A few months ago, I talked to Sono Sion, and he said that the tragedy was paradoxically “good” because it suddenly uncovered many problems affecting the Japanese society. For instance the relationship between urban centers and countryside, that is Tokyo-Tohoku…
T.F. I totally agree with him. We (in Tokyo) are just parasites, which is repeatedly stated in No Man’s Zone. The nuclear plants have been there for almost 40 years, and what is awful is that even now after 9 months in Tokyo, people don’t want to admit that we’re responsible.
And even now [this interview was conducted during the Christmas period], it’s like nothing has happened at all.At the Tokyo FilmEx this year, a lady in the audience from Fukushima was quite surprised after watching the movie.
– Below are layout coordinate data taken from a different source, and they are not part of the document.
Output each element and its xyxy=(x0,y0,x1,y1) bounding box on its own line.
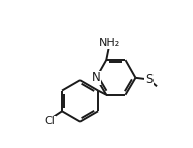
Text: S: S xyxy=(145,73,152,86)
Text: S: S xyxy=(146,73,154,86)
Text: N: N xyxy=(92,71,101,84)
Text: Cl: Cl xyxy=(44,116,55,126)
Text: NH₂: NH₂ xyxy=(99,38,120,48)
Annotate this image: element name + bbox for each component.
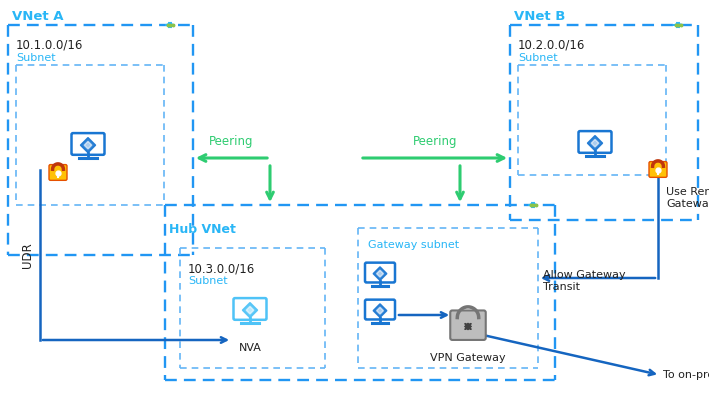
Text: VNet B: VNet B <box>514 10 565 23</box>
Text: Peering: Peering <box>413 135 457 148</box>
Text: 10.2.0.0/16: 10.2.0.0/16 <box>518 39 586 52</box>
Polygon shape <box>84 141 91 149</box>
Text: Gateway subnet: Gateway subnet <box>368 240 459 250</box>
Text: UDR: UDR <box>21 242 35 268</box>
Polygon shape <box>246 306 254 314</box>
Polygon shape <box>242 303 257 318</box>
Text: Subnet: Subnet <box>518 53 557 63</box>
Polygon shape <box>587 135 603 151</box>
Polygon shape <box>376 270 384 277</box>
Polygon shape <box>80 137 96 153</box>
Text: 10.1.0.0/16: 10.1.0.0/16 <box>16 39 84 52</box>
Polygon shape <box>376 307 384 314</box>
Text: To on-premises: To on-premises <box>663 370 709 380</box>
FancyBboxPatch shape <box>450 310 486 340</box>
Text: Subnet: Subnet <box>188 276 228 286</box>
Polygon shape <box>373 267 387 281</box>
Text: NVA: NVA <box>238 343 262 353</box>
FancyBboxPatch shape <box>49 165 67 180</box>
Polygon shape <box>373 304 387 318</box>
Text: VPN Gateway: VPN Gateway <box>430 353 506 363</box>
FancyBboxPatch shape <box>365 300 395 320</box>
FancyBboxPatch shape <box>72 133 104 155</box>
Text: VNet A: VNet A <box>12 10 64 23</box>
FancyBboxPatch shape <box>233 298 267 320</box>
FancyBboxPatch shape <box>365 263 395 283</box>
Text: 10.3.0.0/16: 10.3.0.0/16 <box>188 262 255 275</box>
FancyBboxPatch shape <box>649 162 667 177</box>
Text: Hub VNet: Hub VNet <box>169 223 236 236</box>
Text: Peering: Peering <box>209 135 254 148</box>
Polygon shape <box>591 139 599 147</box>
FancyBboxPatch shape <box>579 131 611 153</box>
Text: Use Remote
Gateway: Use Remote Gateway <box>666 187 709 208</box>
Text: Allow Gateway
Transit: Allow Gateway Transit <box>543 270 625 292</box>
Text: Subnet: Subnet <box>16 53 55 63</box>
She walked outside and found the streets in full illumination for Christmas.
M.B. Can you tell us something about the music used in the film?
T.F. It was composed and performed by a free jazz American musician who’s been living in France for many years. His name is Barre Phillips and we’ve worked together before [Independence, 2002]. Again, we decided on a non-Japanese composer, one of the best that you can get, and also one that was not so expensive and not too commercial. The funny thing is that he recorded the music in a chapel of an ancient monastery in the south of France. In No Man’s Zone, there are a lot of Japanese traditional views with images of Buddhas and small gods, so I thought it would be interesting to have the music recorded in a Catholic chapel. In this way, the music and the narration can maybe suggest something universal. That’s why I wanted someone else and not myself to do the narration in English. It would otherwise have become just a documentary about my experience. This nuclear accident is asking tremendous and huge questions to all of us, to our civilization and how we have related ourselves to nature and to the universe, how we perceive our lives. We actually have to think about the philosophical and even the religious aspects of it all, I would say, and it’s stated at the end of the film, that Japan, embracing western civilization, has accepted its idea of a nature existing for us, to serve humans. It’s actually a very Christian concept. It is not even Jewish or Islamic; it’s a particular belief of Christianity to say that God created everything for us.